26. The system of claim 25, wherein the cytokine-expressing cancer immunotherapy composition comprises cells that express granulocyte-macrophage colony stimulating factor (GM-CSF).

27. The system of claim 26, wherein the cells of said cytokine-expressing cancer immunotherapy composition are autologous to the subject.

28. The system of claim 26, wherein the cells of said cytokine-expressing cancer immunotherapy composition are allogeneic to the subject.

29. The system of claim 26, wherein the cells of said cytokine-expressing cancer immunotherapy composition are bystander cells.

30. The system of claim 26, wherein the cells of said cytokine-expressing cancer immunotherapy composition are rendered proliferation-incompetent by irradiation.

31. The system of claim 28, wherein the allogeneic cells are a tumor cell line selected from the group consisting of an acute myeloid leukemia, a prostate tumor line, a non-small cell lung carcinoma line and a pancreatic cancer line, wherein the cell line is derived from the same type of cancer as the cancer to be treated.

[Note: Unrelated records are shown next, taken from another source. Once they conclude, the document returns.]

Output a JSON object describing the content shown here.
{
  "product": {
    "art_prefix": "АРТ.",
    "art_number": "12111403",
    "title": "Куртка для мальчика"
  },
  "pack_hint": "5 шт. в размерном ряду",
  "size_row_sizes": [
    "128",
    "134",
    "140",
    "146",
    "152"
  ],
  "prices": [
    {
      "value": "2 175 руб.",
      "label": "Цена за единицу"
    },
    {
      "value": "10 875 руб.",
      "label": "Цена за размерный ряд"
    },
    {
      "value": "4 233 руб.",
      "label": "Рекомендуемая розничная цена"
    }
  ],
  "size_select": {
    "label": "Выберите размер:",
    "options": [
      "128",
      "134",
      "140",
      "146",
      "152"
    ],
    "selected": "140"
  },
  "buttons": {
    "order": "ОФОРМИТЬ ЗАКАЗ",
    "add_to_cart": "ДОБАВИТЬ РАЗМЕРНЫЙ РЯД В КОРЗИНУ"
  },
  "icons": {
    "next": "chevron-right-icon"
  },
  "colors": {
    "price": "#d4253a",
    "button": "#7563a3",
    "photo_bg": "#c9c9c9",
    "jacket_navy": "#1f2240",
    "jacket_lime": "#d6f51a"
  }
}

32. The system of claim 31, wherein the allogeneic cells are an acute myeloid leukemia-derived cell line, wherein the cancer to be treated is acute myeloid leukemia.

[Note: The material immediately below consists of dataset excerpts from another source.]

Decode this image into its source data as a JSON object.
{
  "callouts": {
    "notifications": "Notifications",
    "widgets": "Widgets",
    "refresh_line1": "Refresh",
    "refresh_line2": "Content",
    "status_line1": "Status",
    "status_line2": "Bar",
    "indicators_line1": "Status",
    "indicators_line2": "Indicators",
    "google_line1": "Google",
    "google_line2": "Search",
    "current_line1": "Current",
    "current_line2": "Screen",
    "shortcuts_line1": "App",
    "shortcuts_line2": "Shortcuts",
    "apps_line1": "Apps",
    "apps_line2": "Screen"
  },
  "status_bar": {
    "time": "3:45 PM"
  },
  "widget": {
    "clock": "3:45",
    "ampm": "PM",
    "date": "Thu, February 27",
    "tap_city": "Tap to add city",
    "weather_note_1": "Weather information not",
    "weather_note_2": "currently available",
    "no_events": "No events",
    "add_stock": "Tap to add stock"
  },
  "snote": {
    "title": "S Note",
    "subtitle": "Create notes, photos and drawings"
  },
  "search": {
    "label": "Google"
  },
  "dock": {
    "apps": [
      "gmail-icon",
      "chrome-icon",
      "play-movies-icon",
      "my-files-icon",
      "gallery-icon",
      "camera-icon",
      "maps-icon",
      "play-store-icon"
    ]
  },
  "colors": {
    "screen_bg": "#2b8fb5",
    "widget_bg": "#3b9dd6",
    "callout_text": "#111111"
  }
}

33. The system of claim 25, wherein AraC is administered by the intraperitoneal, subcutaneous, intravenous or intrathecal route.

34. The system of claim 25, wherein the cytokine-expressing cancer immunotherapy composition is administered subcutaneously, intratumorally, or intradermally.

35. The method of claim 25, wherein the AraC is administered prior to, at the same time as, or following the administration of the cytokine-expressing cancer immunotherapy composition.

36. The system of claim 34, wherein the AraC is administered prior to the administration of the cytokine-expressing cancer immunotherapy composition.

37. The system of claim 25, wherein administration of said combination provides a long-lasting tumor-specific immune response against the cancer.